Резиновый мяч, с усилием погружённый в воду, тотчас выскочит из воды, как только мы отпустим руки. Точно так же мысль о смерти выскакивает из сердца, как только перестаёшь её туда с усилием погружать. Мысль о смерти чужда человеку, и в этом есть тайна. Для того чтобы понять, что ты обязан уйти из мира, как и все остальные, нужно столько же усилий ума, сколько тратит человек, начиная партию с «Е2 — Е4». Но в том-то и фокус, что логические операции — это не жизнь. Это — обслуживание жизни. Сама жизнь нелогична, вернее — сверхлогична. Страшно сказать, но мне иногда и дела нет до того, что одни уже умерли, а другие умрут. Чувство вечности, чувство личного бессмертия живёт в моей груди, как цыплёнок под скорлупой, и с каждым ударом сердца просится наружу. А что же смертный страх? Он есть? Да, есть. Но это страх суда, это боязнь уйти на суд неготовым. Это предчувствие того ужаса, который охватит грешника, когда надо будет поднять лицо и, глаза в глаза, посмотреть на Иисуса Христа. Для человека, который не любил Христа и всю жизнь умудрился прожить без Него, других мук не надо. Надеюсь, для любящего всё будет иначе.

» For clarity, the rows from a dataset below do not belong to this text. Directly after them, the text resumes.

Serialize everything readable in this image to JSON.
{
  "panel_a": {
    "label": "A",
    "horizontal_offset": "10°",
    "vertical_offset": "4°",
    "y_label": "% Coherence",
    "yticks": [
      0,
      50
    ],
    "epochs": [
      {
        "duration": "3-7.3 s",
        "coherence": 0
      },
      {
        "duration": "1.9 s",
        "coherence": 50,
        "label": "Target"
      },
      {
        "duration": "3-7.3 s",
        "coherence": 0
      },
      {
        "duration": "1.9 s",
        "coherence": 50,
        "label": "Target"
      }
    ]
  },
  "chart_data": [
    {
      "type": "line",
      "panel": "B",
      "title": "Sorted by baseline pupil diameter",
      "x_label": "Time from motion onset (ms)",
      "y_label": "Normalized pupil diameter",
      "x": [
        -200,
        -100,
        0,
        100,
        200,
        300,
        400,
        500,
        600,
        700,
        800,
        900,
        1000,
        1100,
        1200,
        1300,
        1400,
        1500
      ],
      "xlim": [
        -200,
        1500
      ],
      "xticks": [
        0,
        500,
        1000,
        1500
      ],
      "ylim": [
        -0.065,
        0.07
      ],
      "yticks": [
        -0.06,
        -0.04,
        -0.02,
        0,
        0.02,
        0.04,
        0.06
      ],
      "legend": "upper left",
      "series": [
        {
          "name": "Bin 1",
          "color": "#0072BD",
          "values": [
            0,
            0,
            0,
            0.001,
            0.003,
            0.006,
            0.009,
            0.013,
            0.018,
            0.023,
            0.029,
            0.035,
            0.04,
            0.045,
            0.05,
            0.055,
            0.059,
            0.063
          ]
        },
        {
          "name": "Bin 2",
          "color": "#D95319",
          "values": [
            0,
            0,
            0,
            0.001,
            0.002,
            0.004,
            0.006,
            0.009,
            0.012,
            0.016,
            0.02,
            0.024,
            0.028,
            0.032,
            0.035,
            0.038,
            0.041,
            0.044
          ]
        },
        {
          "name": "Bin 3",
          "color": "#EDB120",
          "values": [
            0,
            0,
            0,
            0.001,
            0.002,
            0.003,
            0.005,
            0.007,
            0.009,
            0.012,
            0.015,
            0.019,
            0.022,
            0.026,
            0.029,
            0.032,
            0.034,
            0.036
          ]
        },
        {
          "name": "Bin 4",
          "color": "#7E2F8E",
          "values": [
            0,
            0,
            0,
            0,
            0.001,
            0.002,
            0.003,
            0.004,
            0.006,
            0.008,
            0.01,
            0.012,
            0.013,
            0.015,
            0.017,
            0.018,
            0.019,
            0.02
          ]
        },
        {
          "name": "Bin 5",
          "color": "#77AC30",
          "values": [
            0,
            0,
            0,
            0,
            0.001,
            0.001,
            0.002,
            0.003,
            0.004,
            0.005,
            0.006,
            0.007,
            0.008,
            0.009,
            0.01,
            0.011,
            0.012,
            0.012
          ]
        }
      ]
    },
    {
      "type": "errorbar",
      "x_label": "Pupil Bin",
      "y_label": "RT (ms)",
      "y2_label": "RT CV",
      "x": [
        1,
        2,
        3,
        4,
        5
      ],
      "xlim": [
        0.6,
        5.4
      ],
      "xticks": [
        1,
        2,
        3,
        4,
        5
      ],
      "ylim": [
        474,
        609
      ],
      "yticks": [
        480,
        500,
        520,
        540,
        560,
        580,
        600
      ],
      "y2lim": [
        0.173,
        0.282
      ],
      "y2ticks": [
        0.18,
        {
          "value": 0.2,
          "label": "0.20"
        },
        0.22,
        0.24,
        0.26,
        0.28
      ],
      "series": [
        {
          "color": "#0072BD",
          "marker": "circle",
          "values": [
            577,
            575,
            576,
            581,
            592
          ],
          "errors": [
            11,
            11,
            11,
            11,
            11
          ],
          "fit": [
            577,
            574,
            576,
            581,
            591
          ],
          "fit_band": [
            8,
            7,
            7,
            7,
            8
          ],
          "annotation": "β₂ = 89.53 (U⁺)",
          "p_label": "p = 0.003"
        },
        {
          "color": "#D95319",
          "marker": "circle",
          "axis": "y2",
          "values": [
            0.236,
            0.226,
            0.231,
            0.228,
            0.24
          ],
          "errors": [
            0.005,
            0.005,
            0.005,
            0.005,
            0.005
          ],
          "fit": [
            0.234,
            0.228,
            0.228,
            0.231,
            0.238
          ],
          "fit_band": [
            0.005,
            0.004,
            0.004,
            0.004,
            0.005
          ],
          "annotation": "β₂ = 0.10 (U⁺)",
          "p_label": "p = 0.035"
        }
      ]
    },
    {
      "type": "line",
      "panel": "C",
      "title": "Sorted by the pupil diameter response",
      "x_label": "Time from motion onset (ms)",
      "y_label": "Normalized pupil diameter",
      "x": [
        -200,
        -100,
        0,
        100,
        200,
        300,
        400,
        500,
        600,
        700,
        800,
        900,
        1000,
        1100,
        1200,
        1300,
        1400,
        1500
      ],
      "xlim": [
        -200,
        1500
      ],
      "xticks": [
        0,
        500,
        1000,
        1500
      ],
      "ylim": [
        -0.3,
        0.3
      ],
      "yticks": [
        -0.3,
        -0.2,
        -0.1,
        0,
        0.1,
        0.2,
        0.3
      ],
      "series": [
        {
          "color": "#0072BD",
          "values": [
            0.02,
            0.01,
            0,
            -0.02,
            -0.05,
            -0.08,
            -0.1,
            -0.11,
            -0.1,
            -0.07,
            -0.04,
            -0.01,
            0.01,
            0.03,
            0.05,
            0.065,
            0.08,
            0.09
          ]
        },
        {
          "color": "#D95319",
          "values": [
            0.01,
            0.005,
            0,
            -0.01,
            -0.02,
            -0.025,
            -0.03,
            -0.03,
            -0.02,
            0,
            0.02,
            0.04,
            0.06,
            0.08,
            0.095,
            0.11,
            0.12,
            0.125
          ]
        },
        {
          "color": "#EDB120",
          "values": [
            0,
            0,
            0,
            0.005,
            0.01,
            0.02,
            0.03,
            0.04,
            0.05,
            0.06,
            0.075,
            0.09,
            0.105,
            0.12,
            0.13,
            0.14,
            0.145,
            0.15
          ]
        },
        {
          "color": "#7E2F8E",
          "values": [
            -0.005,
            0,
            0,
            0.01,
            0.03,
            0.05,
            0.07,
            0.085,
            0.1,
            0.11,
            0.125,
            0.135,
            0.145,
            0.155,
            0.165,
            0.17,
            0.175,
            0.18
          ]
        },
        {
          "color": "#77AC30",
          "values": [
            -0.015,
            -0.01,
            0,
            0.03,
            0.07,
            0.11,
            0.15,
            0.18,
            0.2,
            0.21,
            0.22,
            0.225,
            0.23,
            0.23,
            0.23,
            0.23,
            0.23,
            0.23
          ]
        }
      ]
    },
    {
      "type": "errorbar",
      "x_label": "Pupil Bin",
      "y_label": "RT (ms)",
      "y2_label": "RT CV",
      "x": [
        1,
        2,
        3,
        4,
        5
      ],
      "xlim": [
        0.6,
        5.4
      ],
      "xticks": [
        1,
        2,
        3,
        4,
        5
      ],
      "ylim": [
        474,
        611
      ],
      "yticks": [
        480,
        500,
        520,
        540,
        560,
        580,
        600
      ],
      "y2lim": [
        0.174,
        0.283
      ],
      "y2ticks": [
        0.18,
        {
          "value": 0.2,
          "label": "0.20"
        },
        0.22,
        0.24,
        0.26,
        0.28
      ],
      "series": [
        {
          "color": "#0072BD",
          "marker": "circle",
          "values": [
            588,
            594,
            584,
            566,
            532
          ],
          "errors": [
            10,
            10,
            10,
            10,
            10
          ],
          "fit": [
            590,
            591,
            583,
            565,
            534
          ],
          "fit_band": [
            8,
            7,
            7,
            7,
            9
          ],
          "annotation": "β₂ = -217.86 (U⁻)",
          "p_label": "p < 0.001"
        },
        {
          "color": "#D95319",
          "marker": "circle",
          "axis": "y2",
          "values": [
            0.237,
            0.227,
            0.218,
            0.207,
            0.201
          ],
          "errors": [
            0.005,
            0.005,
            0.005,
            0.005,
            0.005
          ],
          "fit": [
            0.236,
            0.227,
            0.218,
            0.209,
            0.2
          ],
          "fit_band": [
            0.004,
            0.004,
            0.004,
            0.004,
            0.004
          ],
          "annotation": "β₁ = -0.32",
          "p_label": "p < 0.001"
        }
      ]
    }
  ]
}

Трогательны слова акафиста:
Иисусе, надежда в смерти моей,
Иисусе, жизнь по смерти моей,
Иисусе, утешение мое на Суде Твоем,Иисусе, желание мое, не посрами меня тогда...
Так, посреди шума костей, сустав к суставу соединяющихся друг с другом, посреди страха от разгибающихся книг и ожидания приговора, человек, любящий Христа, будет смотреть на Него с любовью. «Что бы Ты ни сказал мне, — подумает такой человек, — куда бы Ты ни отослал меня, Ты — утешение моe на Суде Твоем».
Смотрю на людей и с удивлением думаю о том, что всех их родили женщины. Родовые пути очень малы в сравнении с имеющим родиться человеком. Не есть ли это образ «тесного пути и узких врат», ведущих в жизнь, о которых говорит Спаситель? Подвизайтесь, — говорит Он, — войти тесным путём. И это может значить, что рождение в эту жизнь служит подобием рождения в вечность. Женщина, рождая ребёнка, имеет скорбь, а затем не помнит скорби и радуется, потому что родился человек в мир (Ин. 16, 21). Со скорбью и теснотой подобает родиться и для будущего мира, а потом забыть о скорби, оборачиваясь и глядя на прошедшую жизнь как на удаляющееся сновидение.
Рождаясь, ребёнок крутится по спирали и движется вперёд, раздвигая себе дорогу. Подобно морю, раздвинувшему воды и пропустившему израильтян, женский организм даёт ребёнку дорогу, и затем путь закрывается. Море обратно смыкает воды. Мы смотрим на младенца и удивляемся: как он оказался в животе матери? Как он вышел наружу? Как совершается это многократно повторяющееся чудо?
Рождение — это смерть одного образа жизни и начало другого. Из воды на воздух, из темноты на свет от питания через пуповину к первому крику и первому наполнению воздухом лёгких. Постоянная школа премудрости, научающая верить в будущую жизнь, — вот что такое действительность, скрытая за фасадом родильного отделения.